Bernd Berkhahn hat es wieder geschafft. Der Erfolgstrainer von Schwimm-Champion Florian Wellbrock hat in Oliver Klemet den nächsten Athleten zum Spitzenschwimmer geformt und zum Olympia-Ticket gecoacht. Die «Gruppe Berkhahn», wie Wellbrock sein Magdeburger Team gerne nennt, prägt schon jetzt wieder die WM in Japan. Wer ist der Trainer, der seit Jahren Medaillengewinner bei Weltmeisterschaften und Olympia formt?

Berkhahn ist ein akribischer Arbeiter, der für den Schwimmsport auf sehr vieles verzichtet. «Die Familie sieht man in der Früh vielleicht, und dann ab 19.30 oder 20 Uhr wieder», sagte der 52-Jährige der «Süddeutschen Zeitung» zuletzt. «Und wenn die Kinder im Bett sind, setzt man sich an den Schreibtisch.» Vier bis fünf Monate im Jahr ist er nach eigenen Angaben zudem unterwegs.

Top-Athlethen unter seinen Fittichen

Zu seinen Athleten zählen neben Olympiasieger Wellbrock und Klemet, der sich mit Bronze im wichtigsten WM-Freiwasserrennen über zehn Kilometer am Sonntag die Qualifikation für die Sommerspiele in Paris sicherte, weitere Topschwimmer. Lukas Märtens wurde im vergangenen Jahr Vizeweltmeister über 400 Meter Freistil. Dessen Freundin Isabel Gose ist über die Distanz Europameisterin. Das Paar will in der zweiten WM-Woche in den Beckenrennen angreifen.
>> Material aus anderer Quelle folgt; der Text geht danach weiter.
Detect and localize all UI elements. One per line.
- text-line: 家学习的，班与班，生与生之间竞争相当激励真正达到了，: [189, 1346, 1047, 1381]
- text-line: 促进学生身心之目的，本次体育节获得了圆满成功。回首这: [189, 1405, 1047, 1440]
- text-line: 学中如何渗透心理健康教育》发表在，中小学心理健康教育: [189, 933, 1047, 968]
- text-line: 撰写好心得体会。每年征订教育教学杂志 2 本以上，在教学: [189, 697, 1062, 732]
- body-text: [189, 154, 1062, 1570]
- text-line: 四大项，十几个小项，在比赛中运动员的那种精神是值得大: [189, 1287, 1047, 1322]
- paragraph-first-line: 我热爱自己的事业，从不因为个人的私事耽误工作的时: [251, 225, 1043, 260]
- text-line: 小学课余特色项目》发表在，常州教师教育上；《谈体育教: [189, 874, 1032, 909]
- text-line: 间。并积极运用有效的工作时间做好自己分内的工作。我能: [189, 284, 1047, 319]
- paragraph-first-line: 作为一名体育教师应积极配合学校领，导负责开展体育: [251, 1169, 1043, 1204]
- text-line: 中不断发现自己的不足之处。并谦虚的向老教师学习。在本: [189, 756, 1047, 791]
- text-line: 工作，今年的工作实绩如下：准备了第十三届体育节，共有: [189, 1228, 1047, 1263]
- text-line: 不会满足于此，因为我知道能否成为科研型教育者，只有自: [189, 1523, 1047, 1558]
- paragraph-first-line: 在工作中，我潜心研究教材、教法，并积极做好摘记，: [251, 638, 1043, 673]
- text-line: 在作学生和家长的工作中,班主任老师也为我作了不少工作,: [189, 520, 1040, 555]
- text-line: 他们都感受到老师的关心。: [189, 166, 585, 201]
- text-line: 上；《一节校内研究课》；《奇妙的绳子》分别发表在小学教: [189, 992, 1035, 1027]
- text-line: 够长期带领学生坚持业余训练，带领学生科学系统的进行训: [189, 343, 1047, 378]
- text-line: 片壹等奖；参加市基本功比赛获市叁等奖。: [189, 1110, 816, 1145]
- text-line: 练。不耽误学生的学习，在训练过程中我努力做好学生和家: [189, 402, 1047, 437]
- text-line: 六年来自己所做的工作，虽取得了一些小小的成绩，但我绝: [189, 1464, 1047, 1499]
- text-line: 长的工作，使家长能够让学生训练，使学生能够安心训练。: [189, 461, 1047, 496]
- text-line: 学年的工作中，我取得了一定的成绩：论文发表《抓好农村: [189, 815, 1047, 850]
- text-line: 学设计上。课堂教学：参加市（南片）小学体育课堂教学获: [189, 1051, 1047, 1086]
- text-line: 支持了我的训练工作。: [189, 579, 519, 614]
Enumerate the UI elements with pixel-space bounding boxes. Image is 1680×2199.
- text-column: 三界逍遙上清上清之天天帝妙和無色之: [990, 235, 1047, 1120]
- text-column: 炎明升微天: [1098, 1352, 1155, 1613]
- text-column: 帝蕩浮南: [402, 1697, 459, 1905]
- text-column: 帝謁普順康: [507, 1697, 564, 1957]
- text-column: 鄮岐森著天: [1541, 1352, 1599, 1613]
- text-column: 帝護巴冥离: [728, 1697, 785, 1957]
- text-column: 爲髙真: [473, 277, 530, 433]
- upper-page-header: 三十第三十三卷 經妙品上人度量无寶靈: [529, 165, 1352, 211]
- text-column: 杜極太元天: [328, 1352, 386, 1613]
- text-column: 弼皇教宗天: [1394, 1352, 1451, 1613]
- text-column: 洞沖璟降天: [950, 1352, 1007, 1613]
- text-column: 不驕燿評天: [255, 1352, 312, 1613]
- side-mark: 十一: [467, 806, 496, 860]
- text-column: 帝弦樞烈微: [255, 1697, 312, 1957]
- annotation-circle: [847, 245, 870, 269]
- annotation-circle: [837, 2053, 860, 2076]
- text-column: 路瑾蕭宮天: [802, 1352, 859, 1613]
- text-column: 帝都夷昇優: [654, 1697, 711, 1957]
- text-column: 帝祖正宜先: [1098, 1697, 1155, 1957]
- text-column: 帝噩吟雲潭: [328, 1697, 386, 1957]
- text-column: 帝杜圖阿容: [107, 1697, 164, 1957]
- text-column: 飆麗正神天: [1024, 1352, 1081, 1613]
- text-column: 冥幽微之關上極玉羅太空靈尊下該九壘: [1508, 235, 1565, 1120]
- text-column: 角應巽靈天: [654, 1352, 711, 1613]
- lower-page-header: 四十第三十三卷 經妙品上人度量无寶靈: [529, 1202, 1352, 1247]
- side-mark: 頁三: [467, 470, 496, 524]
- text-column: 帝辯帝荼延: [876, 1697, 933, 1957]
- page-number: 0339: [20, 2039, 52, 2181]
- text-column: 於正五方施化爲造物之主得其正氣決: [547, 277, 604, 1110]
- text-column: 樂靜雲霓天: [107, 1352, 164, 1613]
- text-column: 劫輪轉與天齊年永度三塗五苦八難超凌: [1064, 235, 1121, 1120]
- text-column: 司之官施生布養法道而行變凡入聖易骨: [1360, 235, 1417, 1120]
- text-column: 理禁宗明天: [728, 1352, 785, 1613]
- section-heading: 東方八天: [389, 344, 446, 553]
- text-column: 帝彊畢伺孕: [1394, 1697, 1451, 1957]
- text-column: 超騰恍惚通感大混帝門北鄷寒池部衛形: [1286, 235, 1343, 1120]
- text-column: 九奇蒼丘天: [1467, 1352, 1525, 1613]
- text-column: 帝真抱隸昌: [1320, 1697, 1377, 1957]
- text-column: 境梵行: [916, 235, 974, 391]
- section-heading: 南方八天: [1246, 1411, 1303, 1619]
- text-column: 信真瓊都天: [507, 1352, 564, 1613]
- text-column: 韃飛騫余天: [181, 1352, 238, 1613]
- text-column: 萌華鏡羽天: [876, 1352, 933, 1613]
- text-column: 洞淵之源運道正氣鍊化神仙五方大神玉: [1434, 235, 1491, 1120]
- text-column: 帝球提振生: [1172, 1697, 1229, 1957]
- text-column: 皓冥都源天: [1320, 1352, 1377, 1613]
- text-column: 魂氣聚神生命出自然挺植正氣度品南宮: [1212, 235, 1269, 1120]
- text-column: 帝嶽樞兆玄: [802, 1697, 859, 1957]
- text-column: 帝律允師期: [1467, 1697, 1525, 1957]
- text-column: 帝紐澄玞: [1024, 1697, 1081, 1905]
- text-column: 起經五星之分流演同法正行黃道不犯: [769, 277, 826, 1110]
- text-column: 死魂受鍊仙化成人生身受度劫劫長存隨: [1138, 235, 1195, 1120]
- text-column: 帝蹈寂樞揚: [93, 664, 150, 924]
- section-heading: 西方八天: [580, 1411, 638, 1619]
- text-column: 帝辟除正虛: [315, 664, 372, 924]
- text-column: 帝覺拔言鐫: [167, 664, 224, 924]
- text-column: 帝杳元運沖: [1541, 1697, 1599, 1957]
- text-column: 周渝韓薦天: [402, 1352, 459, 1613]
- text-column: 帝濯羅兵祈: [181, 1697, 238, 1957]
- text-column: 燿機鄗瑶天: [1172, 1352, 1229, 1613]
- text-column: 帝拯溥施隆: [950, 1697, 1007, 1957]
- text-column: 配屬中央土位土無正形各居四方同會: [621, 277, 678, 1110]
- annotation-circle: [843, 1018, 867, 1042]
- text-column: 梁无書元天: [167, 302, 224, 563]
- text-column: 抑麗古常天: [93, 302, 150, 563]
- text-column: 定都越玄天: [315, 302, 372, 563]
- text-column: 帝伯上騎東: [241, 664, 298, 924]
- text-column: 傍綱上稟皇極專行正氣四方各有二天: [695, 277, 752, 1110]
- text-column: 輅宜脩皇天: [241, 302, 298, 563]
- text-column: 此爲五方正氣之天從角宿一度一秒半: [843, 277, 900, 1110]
Auch der ukrainische Spitzenschwimmer Mychajlo Romantschuk und die niederländische Freiwasser-Olympiasiegerin Sharon van Rouwendaal setzen auf Berkhahns Expertise. Die Nationalität seiner Sportler ist dem Trainer nicht wichtig. Ihm geht es um die Sache.

Für seine Sportlerinnen und Sportler ist Berkhahn nicht nur Schwimm-Fachmann, sondern auch Vertrauensperson. Romantschuk, der wegen des russischen Angriffskriegs in der Ukraine seit März 2022 in Magdeburg lebt, nannte den Coach jüngst als denjenigen, mit dem er dort am meisten über die Situation in seiner Heimat spricht. Es sei «eine Ehre», mit ihm zu arbeiten, schrieb der 26-Jährige bei Instagram. Berkhahn habe ihm geholfen, seine Karriere fortzusetzen.

Offene Kommunikation – auch bei Fehlern

Öffentlich hält sich der Trainer oft zurück. Wenn ihm etwas nicht passt, sagt er das deutlich, spricht Fehler klar an. In den Vordergrund drängt er sich aber nicht. Die große Bühne überlässt er seinen Sportlern. Mit ihnen fiebert er emotional mit. Als Klemet nach Bronze in Fukuoka aus dem Zielbereich kam, stürmte Berkhahn mitten im Interview auf ihn zu und fiel ihm in die Arme. Bei der Siegerehrung zog er aus Anerkennung vor dem 21-Jährigen und Goldgewinner Wellbrock die Kappe vom Kopf.

Für die optimale Leistung seiner Becken- und Freiwasser-Asse dreht Berkhahn an jeder möglichen Stellschraube. Der Langstreckenbundestrainer weiß, dass es in der absoluten Weltspitze auf Details ankommt – zum Beispiel bei der Ernährung.

Berkhahn stellte fest, dass seine Sportler im Höhentrainingslager regelmäßig viel Gewicht verloren. «Wir haben über verschiedene Messungen und Forschungsprojekte festgestellt, dass der Hauptteil des Gewichtsverlusts Muskelmasse war. Das können wir uns natürlich nicht erlauben», erklärte er. Beim vergangenen Trainingslager kam dann ein eigener Koch mit. Der habe «super» gekocht, sagte Berkhahn und ergänzte mit einem Lächeln: «Manchmal zu gut für die Trainer.»

Vorerst kein Wechsel

Die Hingabe danken seine Athleten dem Coach. Vor den Mikrofonen und in den sozialen Netzwerken betonen sie immer wieder seinen Anteil am Erfolg. Auch im Ausland schätzt man Berkhahns Arbeit. Ein Wechsel in eine Schwimm-Nation wie Australien, wo er wohl deutlich mehr verdienen könnte, kommt derzeit aber nicht infrage.

Berkhahn fühlt sich seinen Sportlern und dem Standort Magdeburg verpflichtet, obwohl er sich dort das Trainingsbecken mit Schulklassen und Hobbysportlern teilen muss. Eins hat er sich aber vorgenommen: Nach den Olympischen Spielen in Paris will er seit Langem mal wieder seinen Urlaub komplett nehmen.